Appearing Real:  I took my thoughts and mental stories as fact. The more I replayed the story in my mind, the more it made me think it was a forgone reality. I created the story. I was the one who replayed it. I was the one through repetition who started to believe my own lies.

Photo by Niklas Hamann on Unsplash

Enough things in this world exist to worry about, we don’t need to create more. Here are a few ways to stay out of the slippery slope of F.E.A.R.:

Just the Facts, Ma’am:  Don’t create false news. Look at the reality of the situation. Look at what you know as a hard, cold fact not what you fear may happen. Stick to the facts and the reality of the situation not your perception or embellishment.

No Instant Replay: The pain of fear happens in us replaying our fears again and again. Something has not happened, yet we are experiencing it again and again and again by our replaying the potentially negative situation in our minds. Stay out of your mind and stick to the reality of this moment.

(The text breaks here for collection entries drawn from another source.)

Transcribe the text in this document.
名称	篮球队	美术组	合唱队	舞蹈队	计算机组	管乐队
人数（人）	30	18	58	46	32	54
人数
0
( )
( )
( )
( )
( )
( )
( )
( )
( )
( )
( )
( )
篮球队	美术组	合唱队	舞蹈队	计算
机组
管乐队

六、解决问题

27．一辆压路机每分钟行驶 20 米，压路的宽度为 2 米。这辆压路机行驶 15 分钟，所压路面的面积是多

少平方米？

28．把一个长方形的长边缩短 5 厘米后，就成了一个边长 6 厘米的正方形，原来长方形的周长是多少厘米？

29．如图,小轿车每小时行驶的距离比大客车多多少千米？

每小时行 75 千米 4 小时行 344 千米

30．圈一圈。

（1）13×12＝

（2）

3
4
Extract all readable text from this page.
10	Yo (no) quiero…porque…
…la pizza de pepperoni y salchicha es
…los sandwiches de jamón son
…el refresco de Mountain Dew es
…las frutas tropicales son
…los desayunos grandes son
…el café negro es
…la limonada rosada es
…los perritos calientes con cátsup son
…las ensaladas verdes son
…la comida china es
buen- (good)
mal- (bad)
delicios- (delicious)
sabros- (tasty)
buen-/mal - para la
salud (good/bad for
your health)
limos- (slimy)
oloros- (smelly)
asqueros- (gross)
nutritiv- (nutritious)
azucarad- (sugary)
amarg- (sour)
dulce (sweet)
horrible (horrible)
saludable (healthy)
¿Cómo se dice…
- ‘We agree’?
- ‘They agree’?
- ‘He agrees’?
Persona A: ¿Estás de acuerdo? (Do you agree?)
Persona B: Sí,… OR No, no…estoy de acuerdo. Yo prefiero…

Address in the Truth: The time to take action is when something actually occurs. Stop acting on “what-ifs.” It is ok to be prepared for the bad, like stocking up on hurricane supplies, but if you barricade yourself in your house before a storm is officially announced, what good does that do?  

What fears are currently plaguing you? Are they true, eminent, real concerns or the story you made up of what could happen? Are you replaying your story again and again until you are terrified? Are you acting on your fear instead of the reality of the moment?